А потом настал день, навсегда запечатлевшийся в моей памяти. Нагнал на меня жути кучерявый дядька, у которого борода росла на щеках, а подбородок оставался абсолютно «босым». Имя его я без особого труда прочитал под портретом: «А.С. Пушкин». Напугал он меня так, что я по первости напрочь отказывался спать один и настырно лез к матери под тёплый бок. Рассудите сами — это же надо такое написать:
«Тятя, тятя, наши сети притащили мертвеца».
Это вам не Баба-Яга какая-нибудь. Это — утопленник! Настоящий!
Мосфильм, 1967, Кадр из х/ф "Вий", реж. К. Ершов и Георгий Кропачёв
Эх, золотое это было время, когда я находился в счастливом заблуждении, думая, что всё, однажды начертанное на бумаге, есть истина в последней инстанции, способная материализоваться в любую минуту. Пройдёт ещё много лет, прежде чем до меня дойдёт смысл слов про то, что бумага всё стерпит. Она же белая и за чужие грехи краснеть не собирается. Но я всегда памятую и про то, что рукописи не горят. Они живут своей жизнью, в своих пространствах. И жизнь их похожа на жизнь людей — со своими грехопадениями и с неуёмным устремлением к небесным высотам совершенства.
Но все это произойдёт гораздо позже. А пока я изо дня в день возрастал в своём читательстве и вконец уверился в том, что читать я умею.
И вот тут-то и произошло событие, не оставившее от моей уверенности и следа.
Событие это связано с появлением в нашем коммунальном ковчеге нового обитателя. В тот вечер квартира наша на часок погрузилась во тьму. Единственным источником света стал фильмоскоп, проектирующий кадры диафильма прямо на побелённую коридорную стену. И тут скрипнула, никогда не запиравшаяся, входная дверь, впустив с лестничной площадки в прихожую косой луч света, который тут же закрыла чья-то громадная тень.

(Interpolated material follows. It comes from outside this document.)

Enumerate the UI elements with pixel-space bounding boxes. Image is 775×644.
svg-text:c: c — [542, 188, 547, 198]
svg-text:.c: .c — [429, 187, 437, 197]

Тень постояла в замешательстве секунду-другую и пророкотала низким, хорошо поставленным голосом:
— Здравствуйте, люди добрые. Литовкины здесь ли проживают?
Тётю Машу будто кто током ужалил. Сначала с грохотом упала на пол её табуретка, потом метнулась в прихожую тёти Машина тень, тут же растворилась в непроглядности этого монумента и завыла дурным голосом. Сквозь вой можно было угадать слова:
«Братик…. Родненький.… Вернулся…».
Добродушно рокочущий бас пытался ее успокоить.
Сразу же поднялся небольшой переполох. В просторном коридоре вдруг стало тесно. В темноте задвигались стулья, табуретки, грохнула об пол какая-то склянка, кто-то кому-то наступил на ногу, всем надо было в прихожую. Наконец зажёгся свет. Началась церемония целований, объятий, рукопожатий, радостных возгласов. Потом гость стал со всеми знакомиться. Дошла очередь и до меня. Улыбаясь, великан глядел на меня так, будто он все эти долгие годы только и делал, что бродил по белу свету и разыскивал этого самого распрекрасного, самого разумного, в общем, самого-самого мальчугана, и вот он его нашел. Гость осторожно положил свою громадную ладонь мне на плечо и сказал: «А я — дядя Боря».
— И я тоже — Боря.
От этой новости гигант прямо засветился радостью. Подхватил меня на руки, поднял под самый потолок и затрубил:
— Да мы с тобой тёзки! Ну, брат, и повезло же мне!